I'm looking to design a sorting process/algorithm that shuffles items in a list, but to do so uniquely based on the hash of an input; so that when the same input--essentially a passphrase--is hashed or processed, the same exact shuffling is reproduced. This would need to have the capacity to uniquely shuffle 26^4 things (application is pairing up two lists that are each 26^4 things long, but it only needs to shuffle one of them).
Can this be a thing?
You can use the hash of your input as a seed to a random number generator that you then use to perform the shuffling. If two inputs are the same (have the same hash), then the RNG gets seeded the same way, resulting in the same shuffle.
If you have 26^4 items, there are about 10^240000 possible permutations, requiring a passphrase of at least 1 million characters (or so) to make the permutations guaranteed unique.

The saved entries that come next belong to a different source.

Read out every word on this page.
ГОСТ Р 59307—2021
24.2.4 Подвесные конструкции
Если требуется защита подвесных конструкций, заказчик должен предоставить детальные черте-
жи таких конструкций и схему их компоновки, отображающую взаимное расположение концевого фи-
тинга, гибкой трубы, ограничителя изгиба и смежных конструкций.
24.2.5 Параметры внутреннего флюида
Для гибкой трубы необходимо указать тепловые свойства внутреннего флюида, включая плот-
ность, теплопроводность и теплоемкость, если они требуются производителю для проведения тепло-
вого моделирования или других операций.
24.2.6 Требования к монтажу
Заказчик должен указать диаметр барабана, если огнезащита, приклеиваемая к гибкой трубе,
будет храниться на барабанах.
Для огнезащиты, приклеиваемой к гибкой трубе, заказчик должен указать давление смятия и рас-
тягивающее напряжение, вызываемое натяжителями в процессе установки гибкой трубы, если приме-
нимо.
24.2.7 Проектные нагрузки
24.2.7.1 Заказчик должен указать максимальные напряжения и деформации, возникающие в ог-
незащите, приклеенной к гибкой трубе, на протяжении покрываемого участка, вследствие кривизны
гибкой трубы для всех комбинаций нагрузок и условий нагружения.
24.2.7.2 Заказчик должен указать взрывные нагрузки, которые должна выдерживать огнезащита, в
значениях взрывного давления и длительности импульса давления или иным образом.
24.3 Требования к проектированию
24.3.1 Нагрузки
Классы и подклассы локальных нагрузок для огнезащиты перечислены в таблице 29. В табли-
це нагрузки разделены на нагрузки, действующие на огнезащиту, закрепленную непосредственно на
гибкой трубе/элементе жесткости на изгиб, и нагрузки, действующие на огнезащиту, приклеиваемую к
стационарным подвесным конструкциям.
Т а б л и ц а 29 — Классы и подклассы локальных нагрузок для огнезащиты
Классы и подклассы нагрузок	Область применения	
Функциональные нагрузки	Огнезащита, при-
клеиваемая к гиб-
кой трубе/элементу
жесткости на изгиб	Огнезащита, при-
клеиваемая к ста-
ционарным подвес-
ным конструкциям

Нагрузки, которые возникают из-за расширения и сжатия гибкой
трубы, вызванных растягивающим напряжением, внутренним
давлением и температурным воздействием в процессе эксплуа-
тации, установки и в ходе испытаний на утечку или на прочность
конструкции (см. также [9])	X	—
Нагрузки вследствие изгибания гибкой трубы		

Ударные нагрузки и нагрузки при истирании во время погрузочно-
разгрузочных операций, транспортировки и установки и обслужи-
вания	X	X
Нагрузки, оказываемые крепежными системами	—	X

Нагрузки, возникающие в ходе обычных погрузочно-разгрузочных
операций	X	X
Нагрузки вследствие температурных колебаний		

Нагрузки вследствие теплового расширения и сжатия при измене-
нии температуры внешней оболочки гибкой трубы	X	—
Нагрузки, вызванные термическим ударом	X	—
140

So no, not really.
But! If you just want to permute unpredictably based on the passphrase, just hash it, use the result as the seed of a PRNG, then use the PRNG to do a standard (Fisher-Yates) shuffle of the items. The result will be unique-ish, though not cryptographically strong.
One way to do it is to use your seed value as a permutation index. That is, given some seed value, m, you generate the mth permutation of those 26^4 elements.
For example, the possible permutations of the numbers 1 through 3 are:
123,132,213,231,312,321
The fourth permutation, then, is 231.
Eric Lippert did a series on generating permutations some time back. The fourth article in the series shows how to generate the mth permutation. Check it out at https://ericlippert.com/2013/04/25/producing-permutations-part-four/
The code examples are in C#, but the explanation and code are clear enough that implementing in any other language should be straightforward.
This technique will guarantee you a different ordering (permutation) for every seed, provided that the range of the seed is smaller than the total number of possible permutations (26^4)!.